Employees: about 10
Summiting Mt. Sneffels near Ouray in 1991, brothers Seth and Dirk Anderson encountered cold morning air, hot afternoon sun, and snow above 14,000 feet. "The weather changed all day," says Seth, now 39 and Loki's CEO. "We thought it'd be cool to have less stuff to make you ready for changing weather."
This less-is-more philosophy has guided Seth and Dirk's innovative designs since he founded Loki Gear in 1997. The first, a hat that converts to a neck gaiter and a facemask, remains one of the brand's top sellers, but the catalog runs the gamut from mitts to outerwear.
But the key remains innovative, multi-purpose functionality. Mitts pull down to reveal five-fingered fleece gloves, jackets convert to backpacks, and glove liners are iPhone-friendly.

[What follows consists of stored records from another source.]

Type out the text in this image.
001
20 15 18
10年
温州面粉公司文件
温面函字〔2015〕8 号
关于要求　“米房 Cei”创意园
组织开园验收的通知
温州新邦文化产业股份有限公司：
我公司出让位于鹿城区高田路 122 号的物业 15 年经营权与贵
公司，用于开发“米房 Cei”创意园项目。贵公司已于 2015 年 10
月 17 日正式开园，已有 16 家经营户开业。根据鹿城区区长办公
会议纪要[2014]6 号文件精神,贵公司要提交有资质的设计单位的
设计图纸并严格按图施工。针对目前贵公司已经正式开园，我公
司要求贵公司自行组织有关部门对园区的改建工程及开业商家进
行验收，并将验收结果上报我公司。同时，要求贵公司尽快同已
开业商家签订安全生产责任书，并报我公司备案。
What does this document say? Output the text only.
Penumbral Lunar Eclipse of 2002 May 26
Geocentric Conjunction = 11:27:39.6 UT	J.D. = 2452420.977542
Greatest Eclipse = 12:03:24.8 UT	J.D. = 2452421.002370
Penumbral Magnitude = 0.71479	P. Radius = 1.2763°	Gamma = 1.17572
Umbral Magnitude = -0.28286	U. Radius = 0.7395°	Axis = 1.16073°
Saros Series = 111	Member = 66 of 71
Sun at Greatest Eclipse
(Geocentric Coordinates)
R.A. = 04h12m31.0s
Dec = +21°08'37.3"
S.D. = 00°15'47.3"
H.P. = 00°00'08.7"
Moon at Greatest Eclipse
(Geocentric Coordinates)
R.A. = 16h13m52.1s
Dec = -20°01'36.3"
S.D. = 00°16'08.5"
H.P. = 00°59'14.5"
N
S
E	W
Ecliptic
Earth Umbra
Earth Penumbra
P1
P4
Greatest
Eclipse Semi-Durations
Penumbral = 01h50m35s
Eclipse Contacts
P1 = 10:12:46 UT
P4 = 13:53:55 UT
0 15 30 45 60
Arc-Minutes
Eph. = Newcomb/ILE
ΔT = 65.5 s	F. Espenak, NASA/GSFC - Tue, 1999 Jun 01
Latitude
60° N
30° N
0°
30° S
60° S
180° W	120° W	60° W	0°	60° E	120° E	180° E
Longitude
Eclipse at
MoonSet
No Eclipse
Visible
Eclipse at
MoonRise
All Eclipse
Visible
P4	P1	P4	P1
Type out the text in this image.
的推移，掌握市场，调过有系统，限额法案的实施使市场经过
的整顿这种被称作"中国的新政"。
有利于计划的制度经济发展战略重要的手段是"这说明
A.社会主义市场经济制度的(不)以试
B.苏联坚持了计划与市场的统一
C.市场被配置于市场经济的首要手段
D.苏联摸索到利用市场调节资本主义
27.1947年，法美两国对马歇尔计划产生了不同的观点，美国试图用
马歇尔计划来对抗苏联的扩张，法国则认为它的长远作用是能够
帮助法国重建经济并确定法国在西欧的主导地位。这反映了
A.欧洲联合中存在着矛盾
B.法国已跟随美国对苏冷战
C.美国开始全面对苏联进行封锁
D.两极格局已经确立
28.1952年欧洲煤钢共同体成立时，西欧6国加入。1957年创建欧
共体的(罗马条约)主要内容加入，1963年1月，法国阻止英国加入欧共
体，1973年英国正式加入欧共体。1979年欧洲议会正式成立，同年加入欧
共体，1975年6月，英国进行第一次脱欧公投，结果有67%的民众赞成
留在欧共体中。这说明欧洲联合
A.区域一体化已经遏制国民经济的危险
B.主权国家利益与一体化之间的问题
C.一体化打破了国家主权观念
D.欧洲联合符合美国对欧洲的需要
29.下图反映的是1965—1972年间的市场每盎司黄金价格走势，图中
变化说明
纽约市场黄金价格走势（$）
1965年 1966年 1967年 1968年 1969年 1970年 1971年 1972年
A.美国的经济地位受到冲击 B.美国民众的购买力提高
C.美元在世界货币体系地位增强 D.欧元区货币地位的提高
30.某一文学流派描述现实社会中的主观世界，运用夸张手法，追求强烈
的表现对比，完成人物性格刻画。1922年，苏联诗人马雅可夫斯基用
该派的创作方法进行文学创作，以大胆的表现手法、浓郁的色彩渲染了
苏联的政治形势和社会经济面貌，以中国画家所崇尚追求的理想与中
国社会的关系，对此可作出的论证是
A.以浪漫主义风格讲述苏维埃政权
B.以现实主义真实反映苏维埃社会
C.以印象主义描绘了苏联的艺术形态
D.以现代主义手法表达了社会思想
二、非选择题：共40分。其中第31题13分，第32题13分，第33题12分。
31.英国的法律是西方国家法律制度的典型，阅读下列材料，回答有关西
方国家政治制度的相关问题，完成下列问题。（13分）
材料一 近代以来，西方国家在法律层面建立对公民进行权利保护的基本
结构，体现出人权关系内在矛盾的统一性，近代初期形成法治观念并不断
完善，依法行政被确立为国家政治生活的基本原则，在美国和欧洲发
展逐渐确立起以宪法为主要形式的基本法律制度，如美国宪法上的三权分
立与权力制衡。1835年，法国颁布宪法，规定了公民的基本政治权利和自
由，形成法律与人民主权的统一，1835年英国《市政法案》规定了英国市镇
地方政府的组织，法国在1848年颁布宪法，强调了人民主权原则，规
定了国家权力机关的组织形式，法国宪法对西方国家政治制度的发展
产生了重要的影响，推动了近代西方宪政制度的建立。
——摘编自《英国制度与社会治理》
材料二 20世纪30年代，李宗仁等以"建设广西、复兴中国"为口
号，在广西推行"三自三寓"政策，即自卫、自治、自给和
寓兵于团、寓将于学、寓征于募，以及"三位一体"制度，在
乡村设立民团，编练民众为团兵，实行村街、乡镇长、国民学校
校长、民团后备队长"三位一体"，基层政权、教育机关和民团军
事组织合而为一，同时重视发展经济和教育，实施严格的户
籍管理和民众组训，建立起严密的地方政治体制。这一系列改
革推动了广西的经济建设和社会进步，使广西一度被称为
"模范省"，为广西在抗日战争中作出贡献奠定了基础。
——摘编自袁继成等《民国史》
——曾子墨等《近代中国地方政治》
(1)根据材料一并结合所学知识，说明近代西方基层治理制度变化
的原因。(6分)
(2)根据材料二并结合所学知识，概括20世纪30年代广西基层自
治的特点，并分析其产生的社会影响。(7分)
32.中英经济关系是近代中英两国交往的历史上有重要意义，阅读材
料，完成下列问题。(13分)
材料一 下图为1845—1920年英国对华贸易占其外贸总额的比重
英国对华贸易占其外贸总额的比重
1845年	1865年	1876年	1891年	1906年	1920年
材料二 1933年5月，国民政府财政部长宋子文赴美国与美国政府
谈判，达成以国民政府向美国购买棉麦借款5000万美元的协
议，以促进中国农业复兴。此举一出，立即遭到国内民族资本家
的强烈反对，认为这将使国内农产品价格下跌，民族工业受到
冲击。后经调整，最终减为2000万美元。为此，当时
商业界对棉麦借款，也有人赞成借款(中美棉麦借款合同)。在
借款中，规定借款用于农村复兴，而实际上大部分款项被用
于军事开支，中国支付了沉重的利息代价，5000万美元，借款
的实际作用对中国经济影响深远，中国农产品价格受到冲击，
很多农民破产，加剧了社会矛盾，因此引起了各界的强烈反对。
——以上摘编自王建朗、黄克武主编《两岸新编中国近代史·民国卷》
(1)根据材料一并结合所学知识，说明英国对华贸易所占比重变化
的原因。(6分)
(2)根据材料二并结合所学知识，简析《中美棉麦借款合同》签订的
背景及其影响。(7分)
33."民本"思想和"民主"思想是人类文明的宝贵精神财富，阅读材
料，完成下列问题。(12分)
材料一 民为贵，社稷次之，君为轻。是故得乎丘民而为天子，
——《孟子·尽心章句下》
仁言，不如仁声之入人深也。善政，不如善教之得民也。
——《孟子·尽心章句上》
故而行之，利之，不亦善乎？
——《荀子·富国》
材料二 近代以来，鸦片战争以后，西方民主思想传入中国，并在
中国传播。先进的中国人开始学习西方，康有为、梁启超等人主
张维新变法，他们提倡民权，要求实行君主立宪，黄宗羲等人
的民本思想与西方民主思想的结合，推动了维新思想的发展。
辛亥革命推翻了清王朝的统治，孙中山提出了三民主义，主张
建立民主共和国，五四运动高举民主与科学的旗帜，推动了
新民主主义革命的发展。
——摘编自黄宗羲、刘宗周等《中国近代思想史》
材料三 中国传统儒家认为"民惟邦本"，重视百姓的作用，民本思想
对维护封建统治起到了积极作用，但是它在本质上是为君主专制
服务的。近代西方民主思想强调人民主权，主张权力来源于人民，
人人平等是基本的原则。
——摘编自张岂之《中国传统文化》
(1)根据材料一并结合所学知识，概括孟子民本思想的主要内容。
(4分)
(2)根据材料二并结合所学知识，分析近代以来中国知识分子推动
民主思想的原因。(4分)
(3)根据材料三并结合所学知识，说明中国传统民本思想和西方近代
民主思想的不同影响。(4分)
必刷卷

Out in late 2013, the Stinger jacket features the signature Loki mitt and a light insulated layer that converts to a daypack. "You can actually fit your shell and some water and a little more," says Seth. "You can actually climb a fourteener with little more than a jacket, water, snacks, a utility knife, and duct tape. You don't even have to carry a daypack."
"We've re-corralled here," says Seth."I've got a new suite of designs that harks back to the original vision of the company -- less stuff that makes you ready."
Seth has re-corralled personally after an avalanche buried him in 30 feet of snow in 2010, leaving him in serious condition. He was back at work soon thereafter, but says the experience gave him perspective -- and a sense of moderation.
Loki opened its first retail store in downtown Grand Junction at 445 Colorado Ave. Seth also is working on a strategy to bring some of his manufacturing back to the Western Slope. He's talking to several prospective partners with hopes of re-shoring a few jobs in an industry where the overwhelming majority of manufacturing takes place in Asia, including Loki's.
"We want to promote made in the U.S.A.," he says. "We're going to double down."
The new Loki store is a key part of the strategy. "It's not that we want all of the money," says Seth. "We'd sell through a retailer, but they'd have to double the price."
He's quick to note that outerwear titan Marmot was founded in Grand Junction in 1974. "They made great stuff right here, and there are still a fair amount of talented sewers in the area because of it," says Seth. "I'm trying to simplify in order to make the U.S.A. manufacturing work. It's got to be very quick and simple, but sophisticated."
Adds Seth: "I think we're onto something: one thing that can be used in multiple ways."
Challenges: Innovation recognition. "Getting customers to see the unique and myriad 'Loki' advantages our products offer to customers when they look so low-key," says Anderson.
Opportunities: "We have opportunities to grow in the college licensing market, broaden outdoor retail channels like hook and bullet markets and grow our strength in outdoor and workwear solutions for colder climates like Alaska and Antarctica," says Anderson.
Needs: Access to capital, says Anderson. "We need to find a long-term solution from a capital-planning phase we will finalize in the next few years."